Red Deer & District Chamber of Commerce’s announcement that it will assemble a task force to tackle homelessness in Red Deer surprised an Indigenous community agency trying to obtain funding for an affordable housing project.
“I don’t think the Chamber of Commerce is aware of what the city and community are doing. They need to talk to people involved and already working on this, and working collaboratively,” said Raye St. Denys, executive director of Shining Mountains Living Community Services and a member of the city’s housing and homelessness committee.
On Tuesday the chamber announced it will develop a task force of business and community leaders to identify steps to address homelessness because current strategies were not enough.
She said Shining Mountains has provided affordable housing since 1999 and now has 20 units with plans for more. A funding proposal was just sent to the federal government and the decision is expected in June on a plan to purchase the Holiday Inn Express at 2803-50th Ave. and turn it into a 75-unit affordable housing complex.
St. Denys said a large portion of Red Deer’s homeless are Indigenous and the chamber needs to connect with Indigenous people.
“It would be useful on their part to ask us for our expertise.”

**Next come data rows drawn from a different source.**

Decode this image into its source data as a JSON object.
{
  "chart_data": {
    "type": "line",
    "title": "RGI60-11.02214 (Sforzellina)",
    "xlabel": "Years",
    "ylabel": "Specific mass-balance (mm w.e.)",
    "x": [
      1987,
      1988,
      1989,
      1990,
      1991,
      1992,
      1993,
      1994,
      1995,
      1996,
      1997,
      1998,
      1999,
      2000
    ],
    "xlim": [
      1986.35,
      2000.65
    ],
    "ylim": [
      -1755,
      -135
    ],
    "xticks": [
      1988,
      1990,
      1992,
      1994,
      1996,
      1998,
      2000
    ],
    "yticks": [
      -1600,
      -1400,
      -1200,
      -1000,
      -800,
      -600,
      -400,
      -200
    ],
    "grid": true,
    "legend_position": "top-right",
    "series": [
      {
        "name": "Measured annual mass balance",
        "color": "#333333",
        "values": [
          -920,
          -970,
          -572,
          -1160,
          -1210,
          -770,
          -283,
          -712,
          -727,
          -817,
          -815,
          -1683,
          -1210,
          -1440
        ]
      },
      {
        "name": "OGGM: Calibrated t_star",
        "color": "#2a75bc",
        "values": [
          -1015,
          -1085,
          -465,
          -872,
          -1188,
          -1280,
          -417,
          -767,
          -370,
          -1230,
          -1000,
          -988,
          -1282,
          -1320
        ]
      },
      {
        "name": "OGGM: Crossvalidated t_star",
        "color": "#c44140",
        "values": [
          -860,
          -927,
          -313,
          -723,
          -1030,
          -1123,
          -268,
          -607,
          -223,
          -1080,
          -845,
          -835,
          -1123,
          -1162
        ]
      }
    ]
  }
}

Unfortunately, the chamber has not made an effort to respond to previous inquiries from Shining Mountains, she said.
Chamber CEO Scott Robinson said the chamber is not naive to the challenges ahead nor that there are lots of solutions already in place, and wouldn’t say no to working with any group.
“We know there’s a lot of different players involved, a lot of different groups involved in trying to help the community, and we’re going to be open to working with all those groups,” Robinson said.
“It just felt like the right time for us to put our hand up and say we’re here to help. We want to bring the community together around trying to solve some of the challenges we face.”
The catalyst for the chamber’s announcement was the recent release of the City of Red Deer’s Point in Time Report that showed the number of people experiencing homelessness in Red Deer has more than doubled in the last five years.
The 2022 federally-funded, municipally-done survey shows 334 people were experiencing homelessness in the city compared to 144 individuals in 2018.
Mayor Ken Johnston said he appreciates the chamber’s enthusiasm to bring an innovative approach to addressing homelessness, to research and share ideas. The city will provide whatever information it can to assist.
“I feel cheered today that an organization with the reach and profile of our chamber is willing to come in and move this forward. It’s an extremely complex file and to have the chamber jump in and say, ‘Hey, we want to put our shoulder to the wheel here,’ I think is great,” Johnston said.
He said the chamber will bring private sector input that perhaps is missing, or isn’t enough, when it comes to the issue of homelessness in the city.
“We’re all in this for a better Red Deer. We’re in this to create a better environment.”